I spent a few days playing around with this work in Lean and his central claim is provably wrong..

The main problem is that singularities infect everything, and you can't have an equational theory without rewrite/substitution rules that aren't grounded unless you can decide if an arbitrary EML tree is zero, which is undecidable in elementary functions (because of sine).

Basically it's only valid on a undecideable subset. All of his numerical tests are carefully crafted to avoid singularities which are exactly where it fails, and the singularities are all over the place -- in particular in subtraction (which shouldn't have any!). He wants to sort of compile it to actually computable functions and use those instead, but there is no equational theory possible that you can build with this.

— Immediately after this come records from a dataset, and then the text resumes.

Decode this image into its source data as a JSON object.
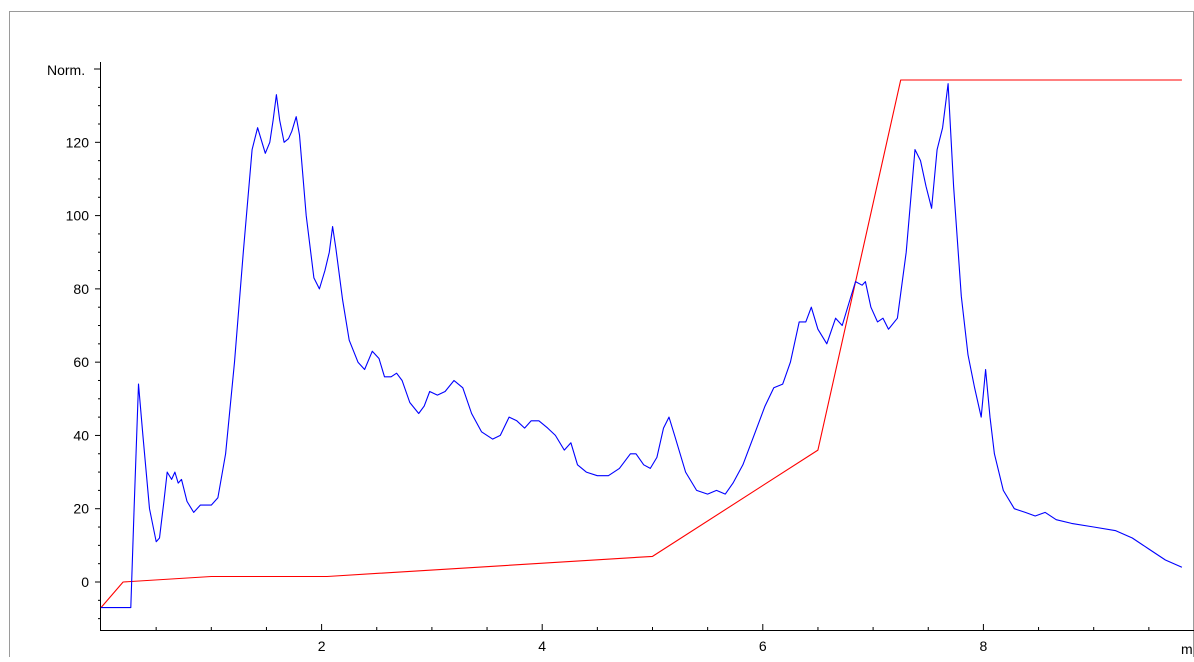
{
  "colors": {
    "background": "#ffffff",
    "frame": "#9a9a9a",
    "axis": "#000000",
    "signal": "#0000ff",
    "gradient": "#ff0000"
  },
  "chart_data": {
    "type": "line",
    "title": "",
    "ylabel": "Norm.",
    "xlabel": "m",
    "xlim": [
      0,
      9.8
    ],
    "ylim": [
      -14,
      143
    ],
    "grid": false,
    "legend": "none",
    "x_ticks": [
      2,
      4,
      6,
      8
    ],
    "y_ticks": [
      0,
      20,
      40,
      60,
      80,
      100,
      120
    ],
    "series": [
      {
        "color": "#0000ff",
        "points": [
          [
            0.0,
            -7
          ],
          [
            0.27,
            -7
          ],
          [
            0.3,
            20
          ],
          [
            0.34,
            54
          ],
          [
            0.38,
            40
          ],
          [
            0.44,
            20
          ],
          [
            0.5,
            11
          ],
          [
            0.53,
            12
          ],
          [
            0.57,
            22
          ],
          [
            0.6,
            30
          ],
          [
            0.64,
            28
          ],
          [
            0.67,
            30
          ],
          [
            0.7,
            27
          ],
          [
            0.73,
            28
          ],
          [
            0.78,
            22
          ],
          [
            0.84,
            19
          ],
          [
            0.9,
            21
          ],
          [
            0.95,
            21
          ],
          [
            1.0,
            21
          ],
          [
            1.06,
            23
          ],
          [
            1.13,
            35
          ],
          [
            1.21,
            60
          ],
          [
            1.29,
            90
          ],
          [
            1.37,
            118
          ],
          [
            1.42,
            124
          ],
          [
            1.46,
            120
          ],
          [
            1.49,
            117
          ],
          [
            1.53,
            120
          ],
          [
            1.56,
            126
          ],
          [
            1.59,
            133
          ],
          [
            1.62,
            126
          ],
          [
            1.66,
            120
          ],
          [
            1.7,
            121
          ],
          [
            1.73,
            123
          ],
          [
            1.77,
            127
          ],
          [
            1.8,
            122
          ],
          [
            1.86,
            100
          ],
          [
            1.93,
            83
          ],
          [
            1.98,
            80
          ],
          [
            2.03,
            85
          ],
          [
            2.07,
            90
          ],
          [
            2.1,
            97
          ],
          [
            2.13,
            91
          ],
          [
            2.19,
            77
          ],
          [
            2.25,
            66
          ],
          [
            2.33,
            60
          ],
          [
            2.39,
            58
          ],
          [
            2.46,
            63
          ],
          [
            2.52,
            61
          ],
          [
            2.57,
            56
          ],
          [
            2.63,
            56
          ],
          [
            2.68,
            57
          ],
          [
            2.73,
            55
          ],
          [
            2.8,
            49
          ],
          [
            2.88,
            46
          ],
          [
            2.93,
            48
          ],
          [
            2.98,
            52
          ],
          [
            3.05,
            51
          ],
          [
            3.12,
            52
          ],
          [
            3.2,
            55
          ],
          [
            3.28,
            53
          ],
          [
            3.36,
            46
          ],
          [
            3.45,
            41
          ],
          [
            3.55,
            39
          ],
          [
            3.62,
            40
          ],
          [
            3.7,
            45
          ],
          [
            3.77,
            44
          ],
          [
            3.84,
            42
          ],
          [
            3.9,
            44
          ],
          [
            3.97,
            44
          ],
          [
            4.05,
            42
          ],
          [
            4.12,
            40
          ],
          [
            4.2,
            36
          ],
          [
            4.26,
            38
          ],
          [
            4.32,
            32
          ],
          [
            4.4,
            30
          ],
          [
            4.5,
            29
          ],
          [
            4.6,
            29
          ],
          [
            4.7,
            31
          ],
          [
            4.8,
            35
          ],
          [
            4.85,
            35
          ],
          [
            4.92,
            32
          ],
          [
            4.98,
            31
          ],
          [
            5.04,
            34
          ],
          [
            5.1,
            42
          ],
          [
            5.15,
            45
          ],
          [
            5.2,
            40
          ],
          [
            5.3,
            30
          ],
          [
            5.4,
            25
          ],
          [
            5.5,
            24
          ],
          [
            5.58,
            25
          ],
          [
            5.66,
            24
          ],
          [
            5.73,
            27
          ],
          [
            5.82,
            32
          ],
          [
            5.92,
            40
          ],
          [
            6.02,
            48
          ],
          [
            6.1,
            53
          ],
          [
            6.18,
            54
          ],
          [
            6.25,
            60
          ],
          [
            6.33,
            71
          ],
          [
            6.39,
            71
          ],
          [
            6.44,
            75
          ],
          [
            6.5,
            69
          ],
          [
            6.58,
            65
          ],
          [
            6.66,
            72
          ],
          [
            6.72,
            70
          ],
          [
            6.78,
            76
          ],
          [
            6.84,
            82
          ],
          [
            6.9,
            81
          ],
          [
            6.93,
            82
          ],
          [
            6.98,
            75
          ],
          [
            7.04,
            71
          ],
          [
            7.09,
            72
          ],
          [
            7.14,
            69
          ],
          [
            7.22,
            72
          ],
          [
            7.3,
            90
          ],
          [
            7.38,
            118
          ],
          [
            7.43,
            115
          ],
          [
            7.48,
            108
          ],
          [
            7.53,
            102
          ],
          [
            7.58,
            118
          ],
          [
            7.63,
            124
          ],
          [
            7.68,
            136
          ],
          [
            7.73,
            108
          ],
          [
            7.8,
            78
          ],
          [
            7.86,
            62
          ],
          [
            7.92,
            53
          ],
          [
            7.98,
            45
          ],
          [
            8.02,
            58
          ],
          [
            8.06,
            45
          ],
          [
            8.1,
            35
          ],
          [
            8.18,
            25
          ],
          [
            8.28,
            20
          ],
          [
            8.38,
            19
          ],
          [
            8.47,
            18
          ],
          [
            8.56,
            19
          ],
          [
            8.66,
            17
          ],
          [
            8.8,
            16
          ],
          [
            9.0,
            15
          ],
          [
            9.2,
            14
          ],
          [
            9.35,
            12
          ],
          [
            9.5,
            9
          ],
          [
            9.65,
            6
          ],
          [
            9.8,
            4
          ]
        ]
      },
      {
        "color": "#ff0000",
        "points": [
          [
            0.0,
            -7
          ],
          [
            0.2,
            0
          ],
          [
            1.0,
            1.5
          ],
          [
            2.05,
            1.5
          ],
          [
            5.0,
            7
          ],
          [
            6.5,
            36
          ],
          [
            7.25,
            137
          ],
          [
            9.8,
            137
          ]
        ]
      }
    ]
  }
}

You can't restrict it to the positive reals either or it's not closed, it's trivially easy to get to complex or negative numbers.

Using extended reals doesn't fix it, you just get different undefined terms (-inf + inf = 0).

It's quite pretty! I love the idea or I wouldn't have spent so much time on it. It just doesn't work, and none of his other candidates will work either because they all have ln(0).

The only sense in which it's true which is that it can generate the elementary functions that it can generate, which is just tautological. It can in no sense generate all of them.

Even his verification doesn't work because they set it up to check the narrow bands where it's valid, outside of that it's a mess.

Thinking about this some more. It having a NAND style combinator for elementary functions is probably impossible. ln(x) is inescapable as part of the composition in the generator somewhere, and you can't generate subtraction without passing through it which means the whole thing doomed as a project.